Sharpening your axe

Most of you will have heard the story of the very young, high ego apprentice woodcutter, who simply had to end each day with the highest number of trees felled out of his team. Hard working and very determined, eventually he would have to get up earlier and work longer each day in order to stay ahead. His peers smiled, asking him when he was going to “get a life”. He simply continued busily trying to keep beating them, falling into exhausted sleep as soon as he returned at night. Finally one evening when he returned after dark, completely spent, of his older peers pulled him aside and showed him how to sharpen his axe…..

Background

I remember when I first worked with a coach myself many years ago now. She helped me recognize how much I was “all work and no play” and used the metaphor that I was “the proverbial fish ever feeding at the bottom of the pond and that it was time to come up to the surface for some air and see the bigger world out there”. She helped me find and restore a balance that I had forgotten to be possible. I am eternally grateful to Rene Nathan. It was so liberating. I was just on the treadmill – go – go – go and then some, so consumed, so busy “doing” that I had forgotten how to think, reflect and plan around what really mattered to me and those of importance around me. “Plan, I said? I don’t have time to plan….” until I very sheepishly heard what I had just said and embarrassingly realized its futility…. She taught me how to invest in myself again. To define and believe in what I want. To find what was going to help me get it. To plan for it. And then systematically invest in what it took for me to get it. It was not a cost – it was an investment.

I’m sure you have heard the cliché: “if you fail to plan, you are actually planning to fail”? It’s really no different to setting goals, is it? If you want to achieve something, you set a goal of what you want to achieve (the prize), thinking and mapping out what it is going to take to achieve (the price), and then do whatever it takes to get it done (paying the price).

So I did. I set some goals and I allowed myself the space to reflect, and think and plan. Just a few months later I left 35 years of the “corporate rat race” behind me and after taking 9 months out to travel with my wife, started myself out in my own business. I have never looked back.

Planning

In my leadership grooming it is amazing how often people in the transition from operational management into leadership recognize the need for strategy and planning, but say they are simply too busy “doing” and “keeping the daily fires out” to have time to plan and strategise. I quite often find managers in this situation that struggle with putting together a simple plan, and have to teach them even with a simple XL spreadsheet to:

  • draw up a timeframe across the top (and bottom) of the spreadsheet in days or weeks or months, depending on the required granularity,
  • list every task that needs to be done to achieve the required outcome down the first column,
  • to estimate the duration of each tasks completion
  • as well as any dependencies on or from tasks after it or before it,
  • so as to find a start and finish date
  • and to be sure that it has an owner (no task can be owned by more than one person).
  • Then they learn to map out all this pictorially across the spreadsheet for each task
  • so that by mapping actual completion (perhaps in another colour) they can at any point in time see where they are actually at compared to where they had planned to be at
  • and take corrective action where things have slipped

Definitely no rocket science. For those of you that I know are professional project managers please excuse the simplicity of this, but that’s fundamentally what planning is all about, right?

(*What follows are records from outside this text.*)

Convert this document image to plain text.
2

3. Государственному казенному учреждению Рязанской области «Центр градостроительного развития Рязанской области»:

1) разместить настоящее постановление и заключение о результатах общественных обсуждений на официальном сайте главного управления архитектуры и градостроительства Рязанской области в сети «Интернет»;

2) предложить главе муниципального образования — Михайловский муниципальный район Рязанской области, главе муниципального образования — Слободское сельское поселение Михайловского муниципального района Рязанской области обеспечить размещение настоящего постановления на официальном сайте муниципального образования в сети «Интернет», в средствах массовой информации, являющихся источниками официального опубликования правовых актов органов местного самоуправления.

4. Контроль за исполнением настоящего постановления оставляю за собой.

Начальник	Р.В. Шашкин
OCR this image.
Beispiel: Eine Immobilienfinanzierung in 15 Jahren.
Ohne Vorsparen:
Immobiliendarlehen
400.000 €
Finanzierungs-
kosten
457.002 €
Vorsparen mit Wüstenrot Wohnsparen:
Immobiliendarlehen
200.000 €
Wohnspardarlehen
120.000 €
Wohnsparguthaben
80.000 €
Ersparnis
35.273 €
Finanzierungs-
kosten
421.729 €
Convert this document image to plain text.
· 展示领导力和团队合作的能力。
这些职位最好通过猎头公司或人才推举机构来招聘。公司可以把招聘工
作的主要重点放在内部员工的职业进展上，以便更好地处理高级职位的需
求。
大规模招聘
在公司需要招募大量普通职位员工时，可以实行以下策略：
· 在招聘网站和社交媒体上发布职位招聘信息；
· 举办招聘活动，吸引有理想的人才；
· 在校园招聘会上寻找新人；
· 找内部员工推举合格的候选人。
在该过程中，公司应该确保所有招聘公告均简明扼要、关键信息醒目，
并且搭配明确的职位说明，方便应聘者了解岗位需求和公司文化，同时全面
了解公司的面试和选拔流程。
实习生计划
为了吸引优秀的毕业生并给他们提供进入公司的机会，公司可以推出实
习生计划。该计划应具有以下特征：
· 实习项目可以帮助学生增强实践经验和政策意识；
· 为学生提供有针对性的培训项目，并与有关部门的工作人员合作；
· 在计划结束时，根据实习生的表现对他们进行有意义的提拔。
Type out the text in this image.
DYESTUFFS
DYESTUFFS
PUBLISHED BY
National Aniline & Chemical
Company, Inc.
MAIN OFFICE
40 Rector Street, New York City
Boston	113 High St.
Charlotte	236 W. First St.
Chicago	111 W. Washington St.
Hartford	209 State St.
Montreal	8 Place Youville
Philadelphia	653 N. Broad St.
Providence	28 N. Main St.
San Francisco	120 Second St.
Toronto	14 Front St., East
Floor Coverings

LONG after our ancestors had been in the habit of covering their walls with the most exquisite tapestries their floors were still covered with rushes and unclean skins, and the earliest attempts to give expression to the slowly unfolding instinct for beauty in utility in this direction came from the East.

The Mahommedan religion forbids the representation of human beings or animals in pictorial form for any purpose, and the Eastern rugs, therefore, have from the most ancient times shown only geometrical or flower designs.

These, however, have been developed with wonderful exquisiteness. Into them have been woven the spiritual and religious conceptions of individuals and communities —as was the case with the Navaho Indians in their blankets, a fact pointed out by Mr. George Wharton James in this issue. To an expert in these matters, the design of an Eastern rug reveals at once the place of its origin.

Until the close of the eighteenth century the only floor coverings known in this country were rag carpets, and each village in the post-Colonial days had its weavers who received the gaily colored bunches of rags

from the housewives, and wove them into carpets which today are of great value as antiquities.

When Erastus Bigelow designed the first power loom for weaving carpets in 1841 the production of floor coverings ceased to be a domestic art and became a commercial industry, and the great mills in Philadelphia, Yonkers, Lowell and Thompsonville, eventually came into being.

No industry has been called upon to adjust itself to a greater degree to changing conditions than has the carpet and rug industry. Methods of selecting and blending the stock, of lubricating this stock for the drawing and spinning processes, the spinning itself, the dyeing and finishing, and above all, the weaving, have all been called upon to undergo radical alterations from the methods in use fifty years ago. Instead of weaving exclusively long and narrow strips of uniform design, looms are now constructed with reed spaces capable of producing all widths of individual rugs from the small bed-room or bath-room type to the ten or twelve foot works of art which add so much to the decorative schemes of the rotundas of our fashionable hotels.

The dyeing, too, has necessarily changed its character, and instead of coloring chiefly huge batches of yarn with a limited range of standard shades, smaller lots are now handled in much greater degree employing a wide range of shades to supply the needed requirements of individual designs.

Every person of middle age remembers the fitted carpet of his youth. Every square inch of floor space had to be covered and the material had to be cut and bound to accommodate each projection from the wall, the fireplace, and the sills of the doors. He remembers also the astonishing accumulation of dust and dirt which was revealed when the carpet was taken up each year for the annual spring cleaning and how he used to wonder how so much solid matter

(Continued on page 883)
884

Holidays or training are always difficult to make time for, aren’t they? I remember how stressful it was to prepare myself to be sufficiently on top of things to be able to take a holiday or be away for a conference or training. Would you agree that most annual training budgets aren’t ever spent, and the amount of untaken leave accruals always seem to keep growing?

I am sure many of you can relate to all of the above, can’t you? The real question is what you are going to do about it, if you have to agree to yourself that it is time for you to “sharpen your axe” again.

What about you?

When last have you taken some time out to “sharpened your axe? You know, taken some time out of your busy schedule to “feed the goose that lays your golden eggs” – you? Time to yourself. Time to think. Time to reflect. Time to plan. Time to relax. Time to play. Time with your loved ones. (You do know that LOVE is spelled T-I-M-E don’t you?) Time with friends. Time for a book. Time for a holiday or at least a weekend away. Time for a training course on something outside of work that you have always wanted to do. Time for a training course on a skill that will raise your game. Time to find a coach that will help you raise your game and stay ahead of the rest.

So what?

I hope this article has struck a chord with you and that you will choose to step back and take stock of who you are and where you are, and if you don’t like the answer, to invest some time in yourself. I can tell you from personal experience that doing that with a coach is a great way to help you achieve that with volition. What if you could?